Celui qui est actuellement en vigueur permet de jouer sur le tarif des honoraires des professionnels ; il est fortement décrié par les intéressés et la CNAM a même refusé de l'appliquer cette année. La question est délicate et la ministre de l'Emploi et de la Solidarité a reconnu à plusieurs reprises qu'il n'y avait pas de consensus sur une alternative possible. Elle s'est donc contentée d'annoncer qu'elle allait rendre public dans quelques jours un document d'orientation qui servira de base à une nouvelle concertation avec les professionnels les caisses d'assurance-maladie et les partenaires sociaux.
Quitte à donner l'impression de ne pas vouloir agir. Car il faudrait que les partenaires parviennent à un accord d'ici au 23 octobre, date de la première lecture du PLFSS à l'Assemblée nationale, pour qu'il puisse être intégré dans la loi.
Psitions inconciliables?
Or si certaines mesures de réforme de l'organisation des soins de ville évoquées par la ministre, comme la création d'un haut conseil de la santé et d'un observatoire de la démographie médicale, la pluriannualité des objectifs de dépenses ou les mesures d'aide à l'installation, ne posent pas de problèmes, il n'en est pas de même pour ce qui est de la clarification des responsabilités entre l'Etat, l'assurance-maladie et les professionnels de santé et pour ce qui est des modalités de la maîtrise des dépenses.
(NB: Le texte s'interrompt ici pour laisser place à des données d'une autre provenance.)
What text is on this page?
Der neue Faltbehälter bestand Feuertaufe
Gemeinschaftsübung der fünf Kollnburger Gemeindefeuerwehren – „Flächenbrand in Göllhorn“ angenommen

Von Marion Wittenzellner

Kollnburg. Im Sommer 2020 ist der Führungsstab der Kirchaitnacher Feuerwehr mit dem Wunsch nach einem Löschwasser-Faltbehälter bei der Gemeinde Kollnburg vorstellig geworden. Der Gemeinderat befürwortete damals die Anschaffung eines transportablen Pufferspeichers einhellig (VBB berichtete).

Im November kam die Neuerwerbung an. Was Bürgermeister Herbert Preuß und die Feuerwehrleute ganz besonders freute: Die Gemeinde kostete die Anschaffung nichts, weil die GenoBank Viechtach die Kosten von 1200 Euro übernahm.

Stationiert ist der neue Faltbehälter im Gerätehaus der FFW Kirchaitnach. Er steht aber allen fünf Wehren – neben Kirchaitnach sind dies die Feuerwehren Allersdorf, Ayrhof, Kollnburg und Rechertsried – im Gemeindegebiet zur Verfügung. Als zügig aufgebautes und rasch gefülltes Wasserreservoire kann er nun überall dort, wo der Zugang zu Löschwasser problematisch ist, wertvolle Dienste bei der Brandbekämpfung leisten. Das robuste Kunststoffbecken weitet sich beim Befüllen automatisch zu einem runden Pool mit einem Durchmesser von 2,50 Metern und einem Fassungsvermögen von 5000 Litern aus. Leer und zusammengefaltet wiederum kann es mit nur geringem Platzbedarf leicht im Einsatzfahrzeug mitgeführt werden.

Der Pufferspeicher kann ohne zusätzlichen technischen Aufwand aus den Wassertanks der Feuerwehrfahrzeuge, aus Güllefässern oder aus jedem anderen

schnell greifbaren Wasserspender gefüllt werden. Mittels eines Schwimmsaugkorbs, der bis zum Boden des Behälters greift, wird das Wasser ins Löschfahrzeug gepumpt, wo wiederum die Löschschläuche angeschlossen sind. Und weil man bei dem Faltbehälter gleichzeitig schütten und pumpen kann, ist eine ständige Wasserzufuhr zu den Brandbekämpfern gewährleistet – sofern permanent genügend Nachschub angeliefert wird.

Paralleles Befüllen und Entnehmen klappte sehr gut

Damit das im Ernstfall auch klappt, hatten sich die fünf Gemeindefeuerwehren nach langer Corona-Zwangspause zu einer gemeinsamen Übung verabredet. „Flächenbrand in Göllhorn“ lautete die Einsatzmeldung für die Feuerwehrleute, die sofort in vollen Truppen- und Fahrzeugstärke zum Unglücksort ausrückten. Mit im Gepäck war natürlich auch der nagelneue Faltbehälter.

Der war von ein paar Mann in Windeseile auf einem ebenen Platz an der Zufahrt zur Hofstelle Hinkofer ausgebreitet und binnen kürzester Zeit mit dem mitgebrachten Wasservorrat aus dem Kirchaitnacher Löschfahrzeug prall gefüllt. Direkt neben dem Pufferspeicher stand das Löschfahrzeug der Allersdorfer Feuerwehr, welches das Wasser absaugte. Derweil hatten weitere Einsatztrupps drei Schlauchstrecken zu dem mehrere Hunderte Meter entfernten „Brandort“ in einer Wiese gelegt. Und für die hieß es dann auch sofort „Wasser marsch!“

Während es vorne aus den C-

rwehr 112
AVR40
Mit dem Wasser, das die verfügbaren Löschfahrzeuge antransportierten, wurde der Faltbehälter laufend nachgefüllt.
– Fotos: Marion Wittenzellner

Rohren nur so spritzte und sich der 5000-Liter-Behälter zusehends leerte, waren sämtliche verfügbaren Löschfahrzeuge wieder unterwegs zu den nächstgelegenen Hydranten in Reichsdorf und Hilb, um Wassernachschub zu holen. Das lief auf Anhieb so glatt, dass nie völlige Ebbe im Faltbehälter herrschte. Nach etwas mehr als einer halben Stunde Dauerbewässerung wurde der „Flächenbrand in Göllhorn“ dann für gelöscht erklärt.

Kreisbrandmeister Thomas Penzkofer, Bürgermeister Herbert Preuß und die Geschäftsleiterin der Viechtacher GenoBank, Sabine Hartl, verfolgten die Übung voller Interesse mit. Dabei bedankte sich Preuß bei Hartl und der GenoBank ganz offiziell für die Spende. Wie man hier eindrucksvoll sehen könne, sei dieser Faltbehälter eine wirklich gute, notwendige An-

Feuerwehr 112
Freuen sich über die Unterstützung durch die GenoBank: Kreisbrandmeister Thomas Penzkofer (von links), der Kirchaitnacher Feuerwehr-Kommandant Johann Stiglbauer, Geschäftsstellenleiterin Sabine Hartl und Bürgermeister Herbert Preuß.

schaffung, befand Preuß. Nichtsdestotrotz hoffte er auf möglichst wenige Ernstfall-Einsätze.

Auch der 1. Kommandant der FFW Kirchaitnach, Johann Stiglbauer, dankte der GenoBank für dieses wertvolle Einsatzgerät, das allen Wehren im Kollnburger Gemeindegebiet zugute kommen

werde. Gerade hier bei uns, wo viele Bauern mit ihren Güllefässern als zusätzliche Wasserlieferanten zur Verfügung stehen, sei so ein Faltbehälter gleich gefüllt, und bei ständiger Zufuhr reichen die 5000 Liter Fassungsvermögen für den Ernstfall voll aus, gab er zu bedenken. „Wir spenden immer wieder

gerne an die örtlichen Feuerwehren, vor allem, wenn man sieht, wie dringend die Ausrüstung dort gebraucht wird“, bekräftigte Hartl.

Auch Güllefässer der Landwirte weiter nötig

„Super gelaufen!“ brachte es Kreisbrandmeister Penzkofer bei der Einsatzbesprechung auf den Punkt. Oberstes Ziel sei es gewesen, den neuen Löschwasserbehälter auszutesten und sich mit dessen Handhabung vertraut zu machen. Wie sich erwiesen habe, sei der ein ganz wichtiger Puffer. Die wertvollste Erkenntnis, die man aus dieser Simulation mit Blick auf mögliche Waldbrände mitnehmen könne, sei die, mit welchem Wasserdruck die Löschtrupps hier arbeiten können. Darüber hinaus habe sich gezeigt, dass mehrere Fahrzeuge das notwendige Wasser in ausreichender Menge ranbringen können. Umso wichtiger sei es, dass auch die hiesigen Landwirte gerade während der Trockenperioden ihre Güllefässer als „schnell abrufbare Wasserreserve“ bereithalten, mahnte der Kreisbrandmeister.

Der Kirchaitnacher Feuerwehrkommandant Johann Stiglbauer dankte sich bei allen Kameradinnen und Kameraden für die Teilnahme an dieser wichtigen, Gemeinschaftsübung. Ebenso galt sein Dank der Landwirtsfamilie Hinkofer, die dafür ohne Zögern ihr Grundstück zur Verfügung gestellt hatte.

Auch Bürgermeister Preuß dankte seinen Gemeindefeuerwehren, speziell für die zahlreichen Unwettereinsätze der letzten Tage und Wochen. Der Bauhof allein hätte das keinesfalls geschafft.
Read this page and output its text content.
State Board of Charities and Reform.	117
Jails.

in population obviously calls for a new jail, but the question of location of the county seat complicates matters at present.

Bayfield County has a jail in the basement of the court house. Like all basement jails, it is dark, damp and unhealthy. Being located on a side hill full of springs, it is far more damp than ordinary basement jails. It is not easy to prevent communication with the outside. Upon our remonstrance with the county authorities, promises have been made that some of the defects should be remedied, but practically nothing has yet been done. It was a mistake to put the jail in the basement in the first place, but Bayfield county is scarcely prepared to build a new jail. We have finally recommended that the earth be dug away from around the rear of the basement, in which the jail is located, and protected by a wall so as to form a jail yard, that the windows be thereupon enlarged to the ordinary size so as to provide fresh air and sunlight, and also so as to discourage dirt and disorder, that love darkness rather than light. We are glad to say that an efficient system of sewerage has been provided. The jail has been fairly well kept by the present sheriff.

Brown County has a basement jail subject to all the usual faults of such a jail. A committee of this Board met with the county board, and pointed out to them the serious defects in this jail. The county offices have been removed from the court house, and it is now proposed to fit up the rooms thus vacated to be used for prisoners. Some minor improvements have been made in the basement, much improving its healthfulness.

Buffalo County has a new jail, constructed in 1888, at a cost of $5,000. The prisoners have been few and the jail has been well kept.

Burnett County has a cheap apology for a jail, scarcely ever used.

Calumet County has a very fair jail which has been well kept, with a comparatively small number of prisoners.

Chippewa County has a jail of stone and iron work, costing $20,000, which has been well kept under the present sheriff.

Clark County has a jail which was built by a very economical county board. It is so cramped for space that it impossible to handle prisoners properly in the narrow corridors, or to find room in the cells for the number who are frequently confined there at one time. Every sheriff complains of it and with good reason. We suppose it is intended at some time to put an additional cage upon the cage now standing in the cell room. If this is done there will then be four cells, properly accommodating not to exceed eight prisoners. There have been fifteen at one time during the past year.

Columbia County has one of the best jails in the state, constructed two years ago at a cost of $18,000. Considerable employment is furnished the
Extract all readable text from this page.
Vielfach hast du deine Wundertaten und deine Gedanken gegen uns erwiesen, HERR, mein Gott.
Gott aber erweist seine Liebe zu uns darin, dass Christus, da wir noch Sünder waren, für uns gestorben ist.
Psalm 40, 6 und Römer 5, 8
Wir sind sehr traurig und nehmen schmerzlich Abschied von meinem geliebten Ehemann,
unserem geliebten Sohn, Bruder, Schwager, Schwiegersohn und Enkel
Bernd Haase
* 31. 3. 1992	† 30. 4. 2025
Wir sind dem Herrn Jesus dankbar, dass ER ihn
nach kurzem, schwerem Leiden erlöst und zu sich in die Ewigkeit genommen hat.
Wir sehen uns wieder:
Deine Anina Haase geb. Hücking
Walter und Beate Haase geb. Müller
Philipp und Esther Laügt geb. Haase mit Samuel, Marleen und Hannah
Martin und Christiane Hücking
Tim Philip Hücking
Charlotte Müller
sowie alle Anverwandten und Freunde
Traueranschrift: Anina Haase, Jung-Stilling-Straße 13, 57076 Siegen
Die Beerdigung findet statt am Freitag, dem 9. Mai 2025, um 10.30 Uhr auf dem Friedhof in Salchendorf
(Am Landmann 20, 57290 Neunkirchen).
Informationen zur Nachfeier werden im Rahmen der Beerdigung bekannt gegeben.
Une majorité des représentants de la profession font de la suppression de la maîtrise comptable un préalable à toute discussion. Or, on reconnaissait hier dans l'entourage d'Elisabeth Guigou que l'Etat ne pouvait se priver de tout moyen d'agir sur les dépenses. Des positions qui semblent donc a priori inconciliables.
Deux méthodes de comptabilité
La compréhension des comptes de la Sécurité sociale n'a pas été facilitée cette année par deux changements majeurs dans leur présentation. En effet, à partir de 2002, les comptes sont présentés bien entendu en euros mais également en « droits constatés ». Ce mode de comptabilité est sensiblement différent de celui appliqué jusque-là, qui était en « encaissements-décaissements ».
En « encaissements-décaissements », les comptes font état de ce qui est effectivement rentré et sorti des caisses de Sécurité sociale au 31 décembre alors qu'en « droits constatés », on tient compte de toutes les recettes et dépenses afférentes à l'année même si elles ont été payées ou reçues l'année suivante. C'est ce qui explique qu'en « encaissements-décaissements » le gouvernement puisse afficher un excédent en 2001 alors qu'en réalité la réaffectation sur les dépenses 2001 des treize milliards de déficit du FOREC de 2000 fait plonger les comptes dans le rouge en « droits constatés ».
Ce changement concerne également l'objectif national des dépenses d'assurance-maladie (ONDAM) fixé pour 2002 à + 3,8 %. La Commission des comptes souligne que cette augmentation est calculée par rapport à un objectif 2001 recalculé en droits constatés et en fonction des prévisions actuelles de dépenses de l'année 2001. Or, le montant de l'ONDAM en droits constatés est supérieur au montant calculé en encaissements-décaissements puisqu'une partie des dépenses de l'année ne sont remboursées que dans les premières semaines de l'année suivante. L'écart constaté correspond environ, selon le rapport, à 350 millions d'euros.